Parse the Response: On OnComplete, take the JSON Response string and use a JSON parsing library or Unreal’s built-in nodes (like those from the VaRest or JsonBlueprintUtilities plugins) to convert it into usable data.

C++ Implementation

The C++ implementation offers a robust way to handle structured data, especially when paired with structs that mirror your JSON schema.

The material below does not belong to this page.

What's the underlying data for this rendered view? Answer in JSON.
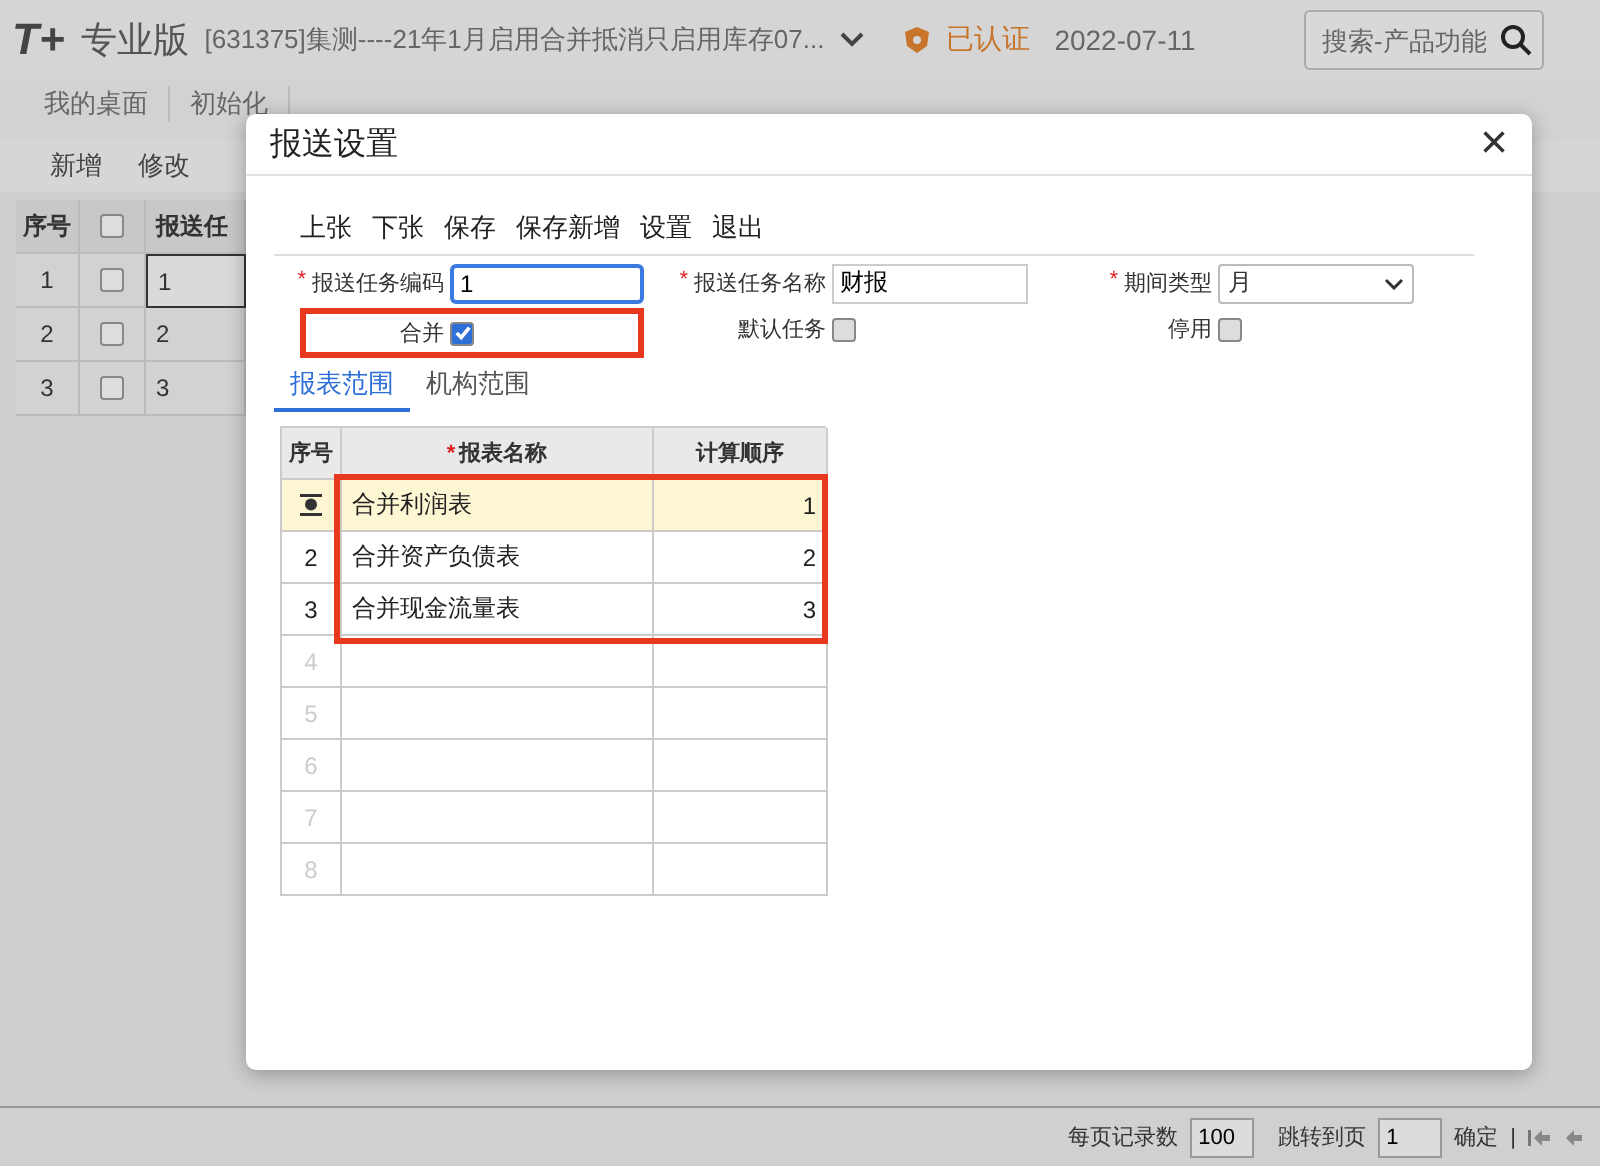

#include "Models/OpenAI/GenOAIChat.h"
#include "Data/OpenAI/GenOAIChatStructs.h"
#include "Serialization/JsonSerializer.h" // For JSON parsing

// It's a good practice to have a C++ struct that matches your JSON schema
USTRUCT(BlueprintType)
struct FCharacterStats
{
    GENERATED_BODY()

    UPROPERTY(BlueprintReadOnly) FString Name;
    UPROPERTY(BlueprintReadOnly) int32 Level;
    UPROPERTY(BlueprintReadOnly) int32 Health;
    UPROPERTY(BlueprintReadOnly) TArray<FString> Skills;
};


void AMyDataManager::RequestCharacterData()
{
    // 1. Define the JSON schema as a string.
    const FString JSONSchema = TEXT(R"({
        "type": "object",
        "properties": {
            "name": {"type": "string", "description": "The character's name."},
            "level": {"type": "integer", "description": "The character's current level."},
            "health": {"type": "integer", "description": "The character's health points."},
            "skills": {
                "type": "array",
                "items": {"type": "string"},
                "description": "A list of the character's unique skills."
            }
        },
        "required": ["name", "level", "health", "skills"]
    })");

    // 2. Configure the chat settings for structured output.
    FGenOAIChatSettings ChatSettings;
    ChatSettings.Model = EOpenAIChatModel::GPT_4o;
    ChatSettings.ResponseFormat.JsonObject = JSONSchema; // Set the schema
    
    TArray<FGenChatMessage> Messages;
    Messages.Add(FGenChatMessage{EGenChatRole::User, TEXT("Generate a unique fantasy RPG character with a name, level, health, and three skills.")});
    
    TWeakObjectPtr<AMyDataManager> WeakThis(this);
    
    // 3. Send the request.
    UGenOAIChat::SendChatRequest(ChatSettings, Messages,
        FOnChatCompletionResponse::CreateLambda([WeakThis](const FString& JSONResponse, const FString& Error, bool bSuccess)
        {
            if (!WeakThis.IsValid() || !bSuccess) return;
            // 4. Parse the response on success.
            WeakThis->ParseCharacterData(JSONResponse);
        })
    );
}

void AMyDataManager::ParseCharacterData(const FString& JSONResponse)
{
    TSharedPtr<FJsonObject> JsonObject;
    const TSharedRef<TJsonReader<>> Reader = TJsonReaderFactory<>::Create(JSONResponse);

    if (FJsonSerializer::Deserialize(Reader, JsonObject) && JsonObject.IsValid())
    {
        FCharacterStats NewCharacter;
        NewCharacter.Name = JsonObject->GetStringField("name");
        NewCharacter.Level = JsonObject->GetIntegerField("level");
        NewCharacter.Health = JsonObject->GetIntegerField("health");
        
        const TArray<TSharedPtr<FJsonValue>>* SkillsJsonArray;
        if (JsonObject->TryGetArrayField("skills", SkillsJsonArray))
        {
            for (const auto& SkillValue : *SkillsJsonArray)
            {
                NewCharacter.Skills.Add(SkillValue->AsString());
            }
        }
        
        // Now you have a populated FCharacterStats struct to use in your game!
        UE_LOG(LogTemp, Log, TEXT("Successfully parsed character: %s, Level %d"), *NewCharacter.Name, NewCharacter.Level);
    }
}

Common Use Cases

Character Generation: Create NPCs with a consistent set of stats (health, mana, strength, etc.).
Quest System: Generate quests with guaranteed fields like title, description, objectives (as an array), and reward.
Item Creation: Procedurally generate weapons or armor with predictable attributes like damage, durability, and special_effects.
Dynamic Dialogue: Generate branching dialogue options for NPCs, where each option is an object with text and a consequence_id.
World Generation: Define the structure for points of interest on a map, each with a name, type (e.g., “village”, “dungeon”), and description.